Jovan has sent in a lot of links this week. Here are two of them. At http://blogs.discovermagazine.com/d-brief/2017/12/08/speed-of-gravity-li… …. why does gravity travel at the speed of light. This idea is derived from the recent gravitational waves generated from a collision of two stars, 130 million years of age – in a far away galaxy. They reached the Earth in August 2017. These were neutron stars and the collision caused a gravitational wave – but gravity appears to have traveled at the same speed as light emitted from the same collision. Apparently, electromagnetism, when you shake an electron it creates a change in the electric field that spreads out with the speed of light. Gravity works the same way, shake a mass and the change in the gravitational field (the gravitational wave propagates at the same speed of light.
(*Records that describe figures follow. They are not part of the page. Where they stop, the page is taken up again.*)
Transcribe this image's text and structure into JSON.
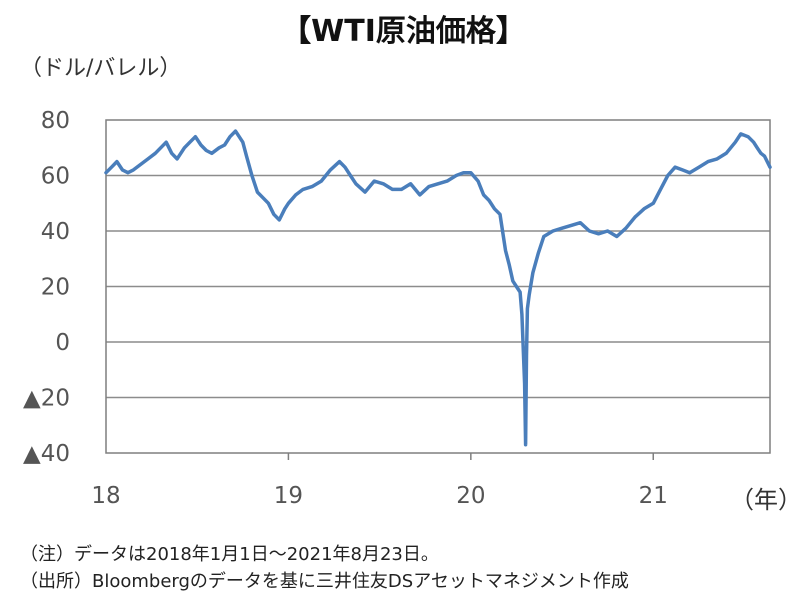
{
  "chart_data": {
    "type": "line",
    "title": "【WTI原油価格】",
    "ylabel": "（ドル/バレル）",
    "xunit": "（年）",
    "ylim": [
      -40,
      80
    ],
    "yticks": [
      80,
      60,
      40,
      20,
      0,
      -20,
      -40
    ],
    "ytick_labels": [
      "80",
      "60",
      "40",
      "20",
      "0",
      "▲20",
      "▲40"
    ],
    "xlim": [
      2018.0,
      2021.64
    ],
    "xticks": [
      2018,
      2019,
      2020,
      2021
    ],
    "xtick_labels": [
      "18",
      "19",
      "20",
      "21"
    ],
    "grid": true,
    "line_color": "#4a7ebb",
    "series": [
      {
        "x": [
          2018.0,
          2018.03,
          2018.06,
          2018.09,
          2018.12,
          2018.15,
          2018.19,
          2018.23,
          2018.27,
          2018.3,
          2018.33,
          2018.36,
          2018.39,
          2018.43,
          2018.46,
          2018.49,
          2018.52,
          2018.55,
          2018.58,
          2018.62,
          2018.65,
          2018.68,
          2018.71,
          2018.75,
          2018.77,
          2018.8,
          2018.83,
          2018.86,
          2018.89,
          2018.92,
          2018.95,
          2018.98,
          2019.0,
          2019.04,
          2019.08,
          2019.13,
          2019.18,
          2019.23,
          2019.28,
          2019.31,
          2019.34,
          2019.37,
          2019.42,
          2019.47,
          2019.52,
          2019.57,
          2019.62,
          2019.67,
          2019.72,
          2019.77,
          2019.82,
          2019.87,
          2019.92,
          2019.96,
          2020.0,
          2020.04,
          2020.07,
          2020.1,
          2020.13,
          2020.16,
          2020.19,
          2020.21,
          2020.23,
          2020.25,
          2020.27,
          2020.28,
          2020.295,
          2020.3,
          2020.305,
          2020.31,
          2020.32,
          2020.34,
          2020.37,
          2020.4,
          2020.45,
          2020.5,
          2020.55,
          2020.6,
          2020.65,
          2020.7,
          2020.75,
          2020.8,
          2020.85,
          2020.9,
          2020.95,
          2021.0,
          2021.04,
          2021.08,
          2021.12,
          2021.16,
          2021.2,
          2021.25,
          2021.3,
          2021.35,
          2021.4,
          2021.45,
          2021.48,
          2021.52,
          2021.55,
          2021.57,
          2021.59,
          2021.61,
          2021.64
        ],
        "y": [
          61,
          63,
          65,
          62,
          61,
          62,
          64,
          66,
          68,
          70,
          72,
          68,
          66,
          70,
          72,
          74,
          71,
          69,
          68,
          70,
          71,
          74,
          76,
          72,
          67,
          60,
          54,
          52,
          50,
          46,
          44,
          48,
          50,
          53,
          55,
          56,
          58,
          62,
          65,
          63,
          60,
          57,
          54,
          58,
          57,
          55,
          55,
          57,
          53,
          56,
          57,
          58,
          60,
          61,
          61,
          58,
          53,
          51,
          48,
          46,
          33,
          28,
          22,
          20,
          18,
          10,
          -15,
          -37,
          -5,
          12,
          17,
          25,
          32,
          38,
          40,
          41,
          42,
          43,
          40,
          39,
          40,
          38,
          41,
          45,
          48,
          50,
          55,
          60,
          63,
          62,
          61,
          63,
          65,
          66,
          68,
          72,
          75,
          74,
          72,
          70,
          68,
          67,
          63
        ]
      }
    ]
  },
  "notes": [
    "（注）データは2018年1月1日～2021年8月23日。",
    "（出所）Bloombergのデータを基に三井住友DSアセットマネジメント作成"
  ]
}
At http://blogs.discovermagazine.com/crux/2017/12/13/asteroid-geminid-meteo… … the asteroid named Phaeton, after the Greek god of the same name, is the origin of the meteor shower we all know as the Geminids. At peak shower there is a shooting star every minute. The asteroid '3200 Phaethon' is the progenitor of the Geminids but how did an asteroid rather than a comet emit a trail of debris. Its orbit is like a comet as it is elliptical but it is definitely no dirty snowball. What is the reason? Scientists hope to find ouot this year as telescopes are trained on Phaethon as it comes relatively close to Earth on its travels. Clube and Napier in their books 'The Cosmic Serpent' and 'The Cosmic Winter' did have something to say about Phaethon, namely the progeny of Zeus with a handle that means 'blazing star' in the vernacular. The asteroid Phaethon was named unwittingly after the Phaethon of mytholgy – that came so close to the Earth it threatened to set the world alight. They suggested the asteroid Hephaistos was once part of Comet Encke, separatomh from each other thousands of years ago, and the asteroid Oljato was another one that had fragmented from a bigger body more recently. Oljato, they said had come very close to the Earth between 3500 and 3000BC – at a time it may have been an active volcano. In other words, they saw no reason why an asteroid cannot be a dead or outgassed comet – and the same might apply to Phaethon. This implies Phaethon was active in the last couple of thousand of years in order for it to still produce a fairly active meteor shower (it has not had time to dilate and spread into a wider and less active trail of material).